Aristide’s supporters have broken up opposition demonstrations, and the
government is accused of funding and arming political gangs to rally support and
intimidate dissent. The U.S. Committee for Refugees counted more than 150
“political murders, suspicious disappearances or deaths, and quasi-political
gangland slayings” in Haiti last year.
Aristide faces growing pressure from the international community to bring to
justice supporters who commit crimes in his name. But the government’s attempt
to prosecute one gang leader last summer showed the difficulty of the task.
The arrest of Amiot “Cubain” Metayer, suspected of ordering the killing of an
opposition aide, set off weeks of street protests in the northern city of
Gonaves. Finally members of a group called Cannibal Army commandeered a backhoe
and pulled down a prison wall, freeing Metayer and more than 150 other prisoners
as police fled the city.
The gang held Gonaves for days, burning government buildings and calling for
Aristide’s resignation. Metayer remains free; authorities have said it would be
too dangerous to attempt to arrest him again.
Without guarantees of law and order, the coalition of more than 180
civil-society institutions has said it will not support elections. The coalition
has demanded authorities prosecute criminals, protect civil liberties, free
political prisoners, allow peaceful demonstrations and guarantee freedom of the
press.
“We fought for democracy,” said school principal Jean Lavaud Frederick, head
of an educators’ union. “The government we put in place is the obstacle.
“We are saying no to arbitrary war, no to misery, no to poverty, no to
disappearances, no to summary executions.”
Student leader Herv Santilus said Aristide “wants to establish another
dictatorship.”
“With Lavalas in power, Haiti cannot move forward,” he said. “We are shaking
the tree so he will fall out. We need to get rid of this venomous demon.”
Duvalier seeks return
Ominously, conditions here have led some to grow nostalgic for the Duvaliers.

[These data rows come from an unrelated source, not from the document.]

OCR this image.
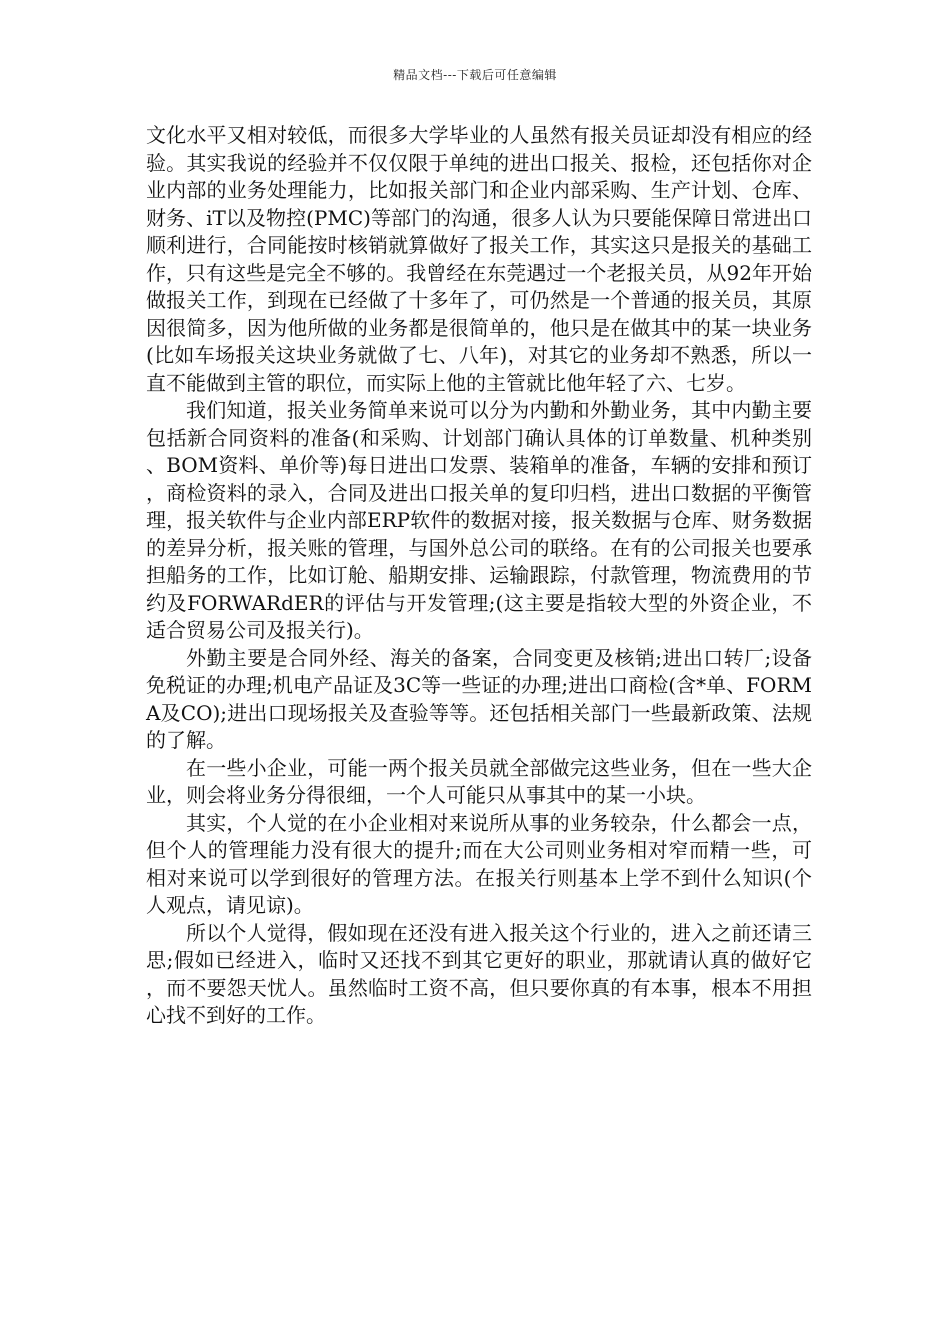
精品文档---下载后可任意编辑

文化水平又相对较低，而很多大学毕业的人虽然有报关员证却没有相应的经验。其实我说的经验并不仅仅限于单纯的进出口报关、报检，还包括你对企业内部的业务处理能力，比如报关部门和企业内部采购、生产计划、仓库、财务、iT以及物控(PMC)等部门的沟通，很多人认为只要能保障日常进出口顺利进行，合同能按时核销就算做好了报关工作，其实这只是报关的基础工作，只有这些是完全不够的。我曾经在东莞遇过一个老报关员，从92年开始做报关工作，到现在已经做了十多年了，可仍然是一个普通的报关员，其原因很简多，因为他所做的业务都是很简单的，他只是在做其中的某一块业务(比如车场报关这块业务就做了七、八年)，对其它的业务却不熟悉，所以一直不能做到主管的职位，而实际上他的主管就比他年轻了六、七岁。

我们知道，报关业务简单来说可以分为内勤和外勤业务，其中内勤主要包括新合同资料的准备(和采购、计划部门确认具体的订单数量、机种类别、BOM资料、单价等)每日进出口发票、装箱单的准备，车辆的安排和预订，商检资料的录入，合同及进出口报关单的复印归档，进出口数据的平衡管理，报关软件与企业内部ERP软件的数据对接，报关数据与仓库、财务数据的差异分析，报关账的管理，与国外总公司的联络。在有的公司报关也要承担船务的工作，比如订舱、船期安排、运输跟踪，付款管理，物流费用的节约及FORWARdER的评估与开发管理;(这主要是指较大型的外资企业，不适合贸易公司及报关行)。

外勤主要是合同外经、海关的备案，合同变更及核销;进出口转厂;设备免税证的办理;机电产品证及3C等一些证的办理;进出口商检(含*单、FORMA及CO);进出口现场报关及查验等等。还包括相关部门一些最新政策、法规的了解。

在一些小企业，可能一两个报关员就全部做完这些业务，但在一些大企业，则会将业务分得很细，一个人可能只从事其中的某一小块。

其实，个人觉的在小企业相对来说所从事的业务较杂，什么都会一点，但个人的管理能力没有很大的提升;而在大公司则业务相对窄而精一些，可相对来说可以学到很好的管理方法。在报关行则基本上学不到什么知识(个人观点，请见谅)。

所以个人觉得，假如现在还没有进入报关这个行业的，进入之前还请三思;假如已经进入，临时又还找不到其它更好的职业，那就请认真的做好它，而不要怨天忧人。虽然临时工资不高，但只要你真的有本事，根本不用担心找不到好的工作。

Tens of thousands were killed and hundreds of millions of dollars stolen during
the 29-year reign of President-for-Life Franois “Papa Doc” Duvalier and his son
Jean-Claude, known as “Baby Doc.”
Jean-Claude Duvalier, exiled in 1986, has said he wants to return.
“There is chaos in Haiti,” he said from his Paris home in December. “There
are no available means to govern the country.”
Ely Merisier said he was “full of hope” when Jean-Claude Duvalier fell, and
again when Aristide came to power.
“Now neither Aristide, nor the opposition, nor the international community
can save us,” the wedding photographer said. “Only God.”